Here's a demo program I just threw together. Rather than abusing printf, it copies the representation of an int object into a double object using memcpy().

#include <stdio.h>
#include <string.h>

void print_hex(char *name, void *addr, size_t size) {
    unsigned char *buf = addr;
    printf("%s = ", name);
    for (int i = 0; i < size; i ++) {
        printf("%02x", buf[i]);
    }
    putchar('\n');
}

int main(void) {
    int i = 10;
    double x = 0.0;
    print_hex("i (set to 10)", &i, sizeof i);
    print_hex("x (set to 0.0)", &x, sizeof x);

    memcpy(&x, &i, sizeof (int));
    print_hex("x (copied from i)", &x, sizeof x);
    printf("x (%%f format) = %f\n", x);
    printf("x (%%g format) = %g\n", x);

    return 0;
}

The output on my x86 system is:

i (set to 10) = 0a000000
x (set to 0.0) = 0000000000000000
x (copied from i) = 0a00000000000000
x (%f format) = 0.000000
x (%g format) = 4.94066e-323

As you can see, the value of the double is very small (you can consult a reference on the IEEE floating-point format for the details), close enough to zero that "%f" prints it as 0.000000.

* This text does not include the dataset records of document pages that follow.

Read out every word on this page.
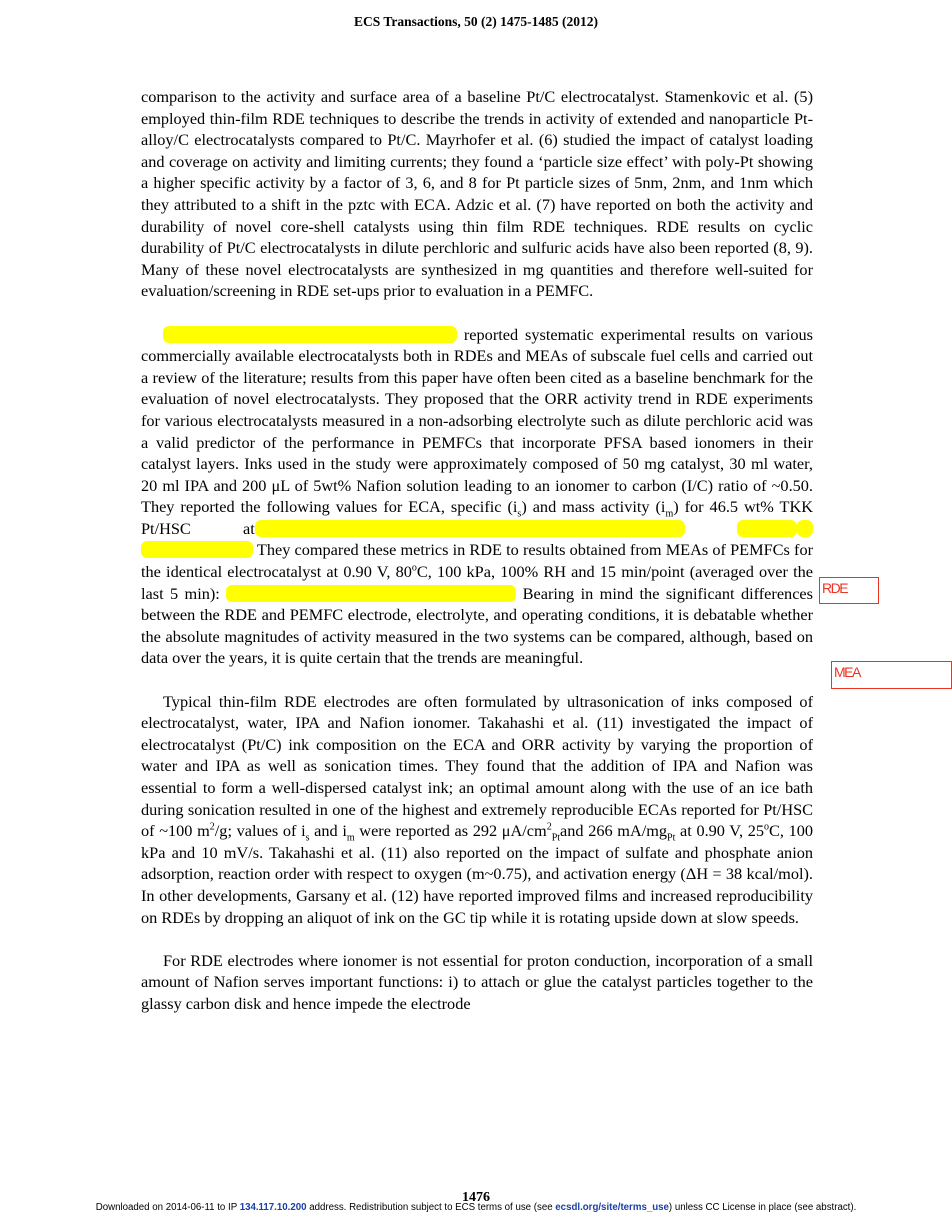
ECS Transactions, 50 (2) 1475-1485 (2012)

comparison to the activity and surface area of a baseline Pt/C electrocatalyst. Stamenkovic et al. (5) employed thin-film RDE techniques to describe the trends in activity of extended and nanoparticle Pt-alloy/C electrocatalysts compared to Pt/C. Mayrhofer et al. (6) studied the impact of catalyst loading and coverage on activity and limiting currents; they found a ‘particle size effect’ with poly-Pt showing a higher specific activity by a factor of 3, 6, and 8 for Pt particle sizes of 5nm, 2nm, and 1nm which they attributed to a shift in the pztc with ECA. Adzic et al. (7) have reported on both the activity and durability of novel core-shell catalysts using thin film RDE techniques. RDE results on cyclic durability of Pt/C electrocatalysts in dilute perchloric and sulfuric acids have also been reported (8, 9). Many of these novel electrocatalysts are synthesized in mg quantities and therefore well-suited for evaluation/screening in RDE set-ups prior to evaluation in a PEMFC.

reported systematic experimental results on various commercially available electrocatalysts both in RDEs and MEAs of subscale fuel cells and carried out a review of the literature; results from this paper have often been cited as a baseline benchmark for the evaluation of novel electrocatalysts. They proposed that the ORR activity trend in RDE experiments for various electrocatalysts measured in a non-adsorbing electrolyte such as dilute perchloric acid was a valid predictor of the performance in PEMFCs that incorporate PFSA based ionomers in their catalyst layers. Inks used in the study were approximately composed of 50 mg catalyst, 30 ml water, 20 ml IPA and 200 μL of 5wt% Nafion solution leading to an ionomer to carbon (I/C) ratio of ~0.50. They reported the following values for ECA, specific $(i_s)$ and mass activity $(i_m)$ for 46.5 wt% TKK Pt/HSC at  They compared these metrics in RDE to results obtained from MEAs of PEMFCs for the identical electrocatalyst at 0.90 V, 80$^o$C, 100 kPa, 100% RH and 15 min/point (averaged over the last 5 min):	Bearing in mind the significant differences between the RDE and PEMFC electrode, electrolyte, and operating conditions, it is debatable whether the absolute magnitudes of activity measured in the two systems can be compared, although, based on data over the years, it is quite certain that the trends are meaningful.

Typical thin-film RDE electrodes are often formulated by ultrasonication of inks composed of electrocatalyst, water, IPA and Nafion ionomer. Takahashi et al. (11) investigated the impact of electrocatalyst (Pt/C) ink composition on the ECA and ORR activity by varying the proportion of water and IPA as well as sonication times. They found that the addition of IPA and Nafion was essential to form a well-dispersed catalyst ink; an optimal amount along with the use of an ice bath during sonication resulted in one of the highest and extremely reproducible ECAs reported for Pt/HSC of ~100 $m^2/g$; values of $i_s$ and $i_m$ were reported as 292 $\mu A/cm^2_{Pt}and$ 266 $mA/mg_{Pt}$ at 0.90 V, 25$^o$C, 100 kPa and 10 mV/s. Takahashi et al. (11) also reported on the impact of sulfate and phosphate anion adsorption, reaction order with respect to oxygen (m~0.75), and activation energy (ΔH = 38 kcal/mol). In other developments, Garsany et al. (12) have reported improved films and increased reproducibility on RDEs by dropping an aliquot of ink on the GC tip while it is rotating upside down at slow speeds.

For RDE electrodes where ionomer is not essential for proton conduction, incorporation of a small amount of Nafion serves important functions: i) to attach or glue the catalyst particles together to the glassy carbon disk and hence impede the electrode

RDE
MEA
1476
Downloaded on 2014-06-11 to IP 134.117.10.200 address. Redistribution subject to ECS terms of use (see ecsdl.org/site/terms_use) unless CC License in place (see abstract).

Let me emphasize once again that the behavior is undefined, which means specifically that the language standard "imposes no requirements" on the program's behavior. Variations in byte order, in floating-point representation, and in argument-passing conventions can dramatically change the results. Even compiler optimization can affect it; compilers are permitted to assume that a program's behavior is well defined, and to perform transformations based on that assumption.

So please feel free to ignore everything I've written here (other than the first and last paragraphs).